To rebalance my hormones, she had me seed cycle. Seed cycling is a natural way of resetting the body's hormones by eating certain said seeds at different phases of the menstrual cycle. The omegas gently encourage the body to kickstart its natural rhythm. With the exception of 1 month (after the car accident when I was under extreme stress), I've had a period.
The Root Cause
Besides my hormone deficiency, my labs showed other abnormalities. Various organs and hormones showed a decline in function over the course of a year. There were things she noted that no other traditional doctor ever talked to me about and I assume never considered. She told me this has become the new normal and she's seeing more and more patients like me being passed around the medical system not getting answers. In a future post, I'll discuss what she theorized as the root cause of my estrogen deficiency. I'm still undergoing tests to confirm everything.
Stress, The Contributing Factor
With HA, there are three motivating factors: high stress, intense exercise and disordered eating. My naturopath reviewed what and how I was eating and determined my eating was not part of the equation. I was eating enough and eating the right things.

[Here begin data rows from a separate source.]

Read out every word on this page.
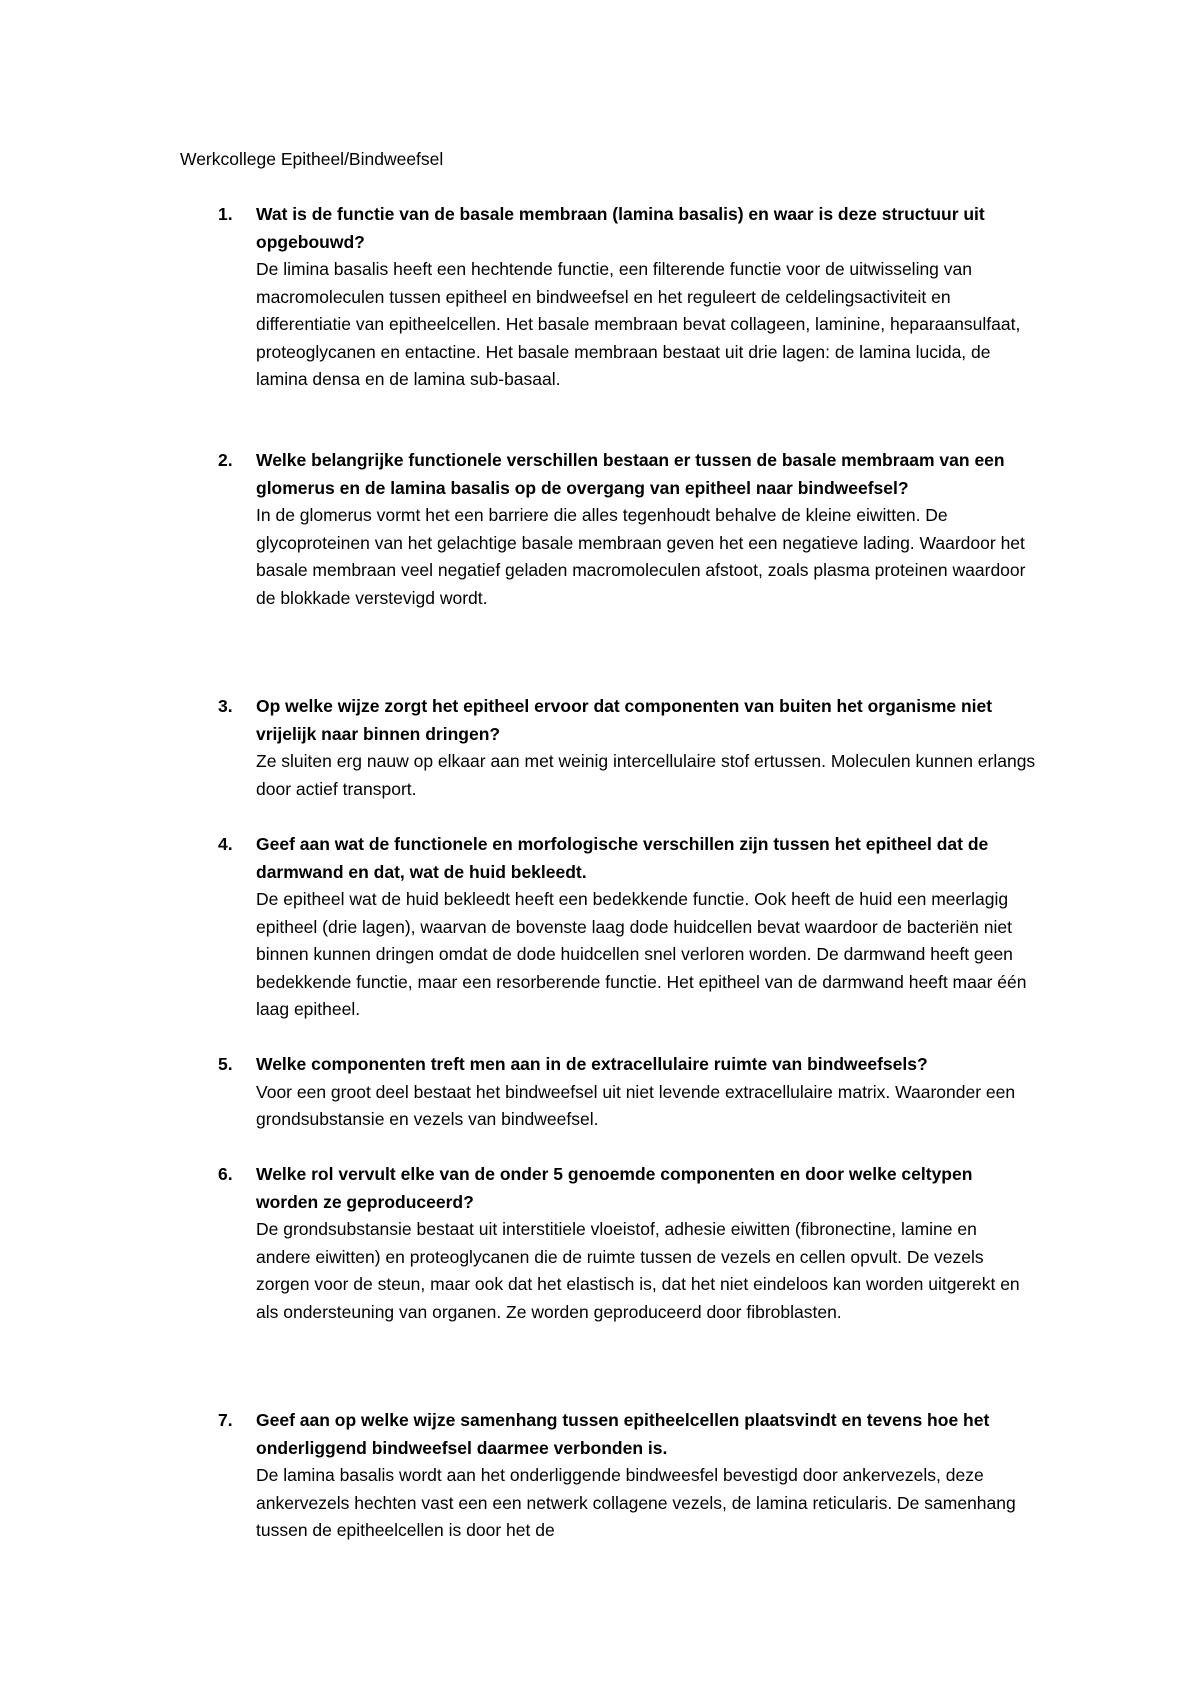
Werkcollege Epitheel/Bindweefsel
1. Wat is de functie van de basale membraan (lamina basalis) en waar is deze structuur uit opgebouwd?
De limina basalis heeft een hechtende functie, een filterende functie voor de uitwisseling van macromoleculen tussen epitheel en bindweefsel en het reguleert de celdelingsactiviteit en differentiatie van epitheelcellen. Het basale membraan bevat collageen, laminine, heparaansulfaat, proteoglycanen en entactine. Het basale membraan bestaat uit drie lagen: de lamina lucida, de lamina densa en de lamina sub-basaal.
2. Welke belangrijke functionele verschillen bestaan er tussen de basale membraam van een glomerus en de lamina basalis op de overgang van epitheel naar bindweefsel?
In de glomerus vormt het een barriere die alles tegenhoudt behalve de kleine eiwitten. De glycoproteinen van het gelachtige basale membraan geven het een negatieve lading. Waardoor het basale membraan veel negatief geladen macromoleculen afstoot, zoals plasma proteinen waardoor de blokkade verstevigd wordt.
3. Op welke wijze zorgt het epitheel ervoor dat componenten van buiten het organisme niet vrijelijk naar binnen dringen?
Ze sluiten erg nauw op elkaar aan met weinig intercellulaire stof ertussen. Moleculen kunnen erlangs door actief transport.
4. Geef aan wat de functionele en morfologische verschillen zijn tussen het epitheel dat de darmwand en dat, wat de huid bekleedt.
De epitheel wat de huid bekleedt heeft een bedekkende functie. Ook heeft de huid een meerlagig epitheel (drie lagen), waarvan de bovenste laag dode huidcellen bevat waardoor de bacteriën niet binnen kunnen dringen omdat de dode huidcellen snel verloren worden. De darmwand heeft geen bedekkende functie, maar een resorberende functie. Het epitheel van de darmwand heeft maar één laag epitheel.
5. Welke componenten treft men aan in de extracellulaire ruimte van bindweefsels?
Voor een groot deel bestaat het bindweefsel uit niet levende extracellulaire matrix. Waaronder een grondsubstansie en vezels van bindweefsel.
6. Welke rol vervult elke van de onder 5 genoemde componenten en door welke celtypen worden ze geproduceerd?
De grondsubstansie bestaat uit interstitiele vloeistof, adhesie eiwitten (fibronectine, lamine en andere eiwitten) en proteoglycanen die de ruimte tussen de vezels en cellen opvult. De vezels zorgen voor de steun, maar ook dat het elastisch is, dat het niet eindeloos kan worden uitgerekt en als ondersteuning van organen. Ze worden geproduceerd door fibroblasten.
7. Geef aan op welke wijze samenhang tussen epitheelcellen plaatsvindt en tevens hoe het onderliggend bindweefsel daarmee verbonden is.
De lamina basalis wordt aan het onderliggende bindweesfel bevestigd door ankervezels, deze ankervezels hechten vast een een netwerk collagene vezels, de lamina reticularis. De samenhang tussen de epitheelcellen is door het de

Because of my cycle of injuries, I haven't worked out with the same intensity as I used to in the past so the exercise part of this equation remains to be determined, but I suspect the answer is yes. Our bodies don't know the difference between good stress (i.e. exercise) and bad stress (i.e. work, family, life). I know my life has been incredibly stressful these last few years especially with work. The pressure, intensity, long hours has been immense and I'm sure that along with the stress of exercise contributed to that.
The Scary Reality
It's scary being sick and alone. Most women my age have a husband, a partner to lean on every day. I have no one. No one to support me. No one to take care of me. No one to tell me what to do. I know I have to reduce my stress but I don't know how to do. At least I haven't figure it out yet. I've been too busy recovering from injuries.
It's scary knowing your body is shutting down and feeling like if you don't do something about it that your health will continue to suffer. You feel lost, like you don't know what to do and scared of making a change. I always thought as a kid that being an adult would be so much easier. You could do or be anything you wanted. When did becoming an adult become being scared of living our lives beyond what we know? Either way. It's scary.
We often talk about how HA effects us emotionally and psychologically in terms of our weight, our relationship with food or our exercise habits, but we don't talk about the real truth. How it effects our day to day life and how we're left in ruins to figure them out. Alone. Scared. And uncertain of the future.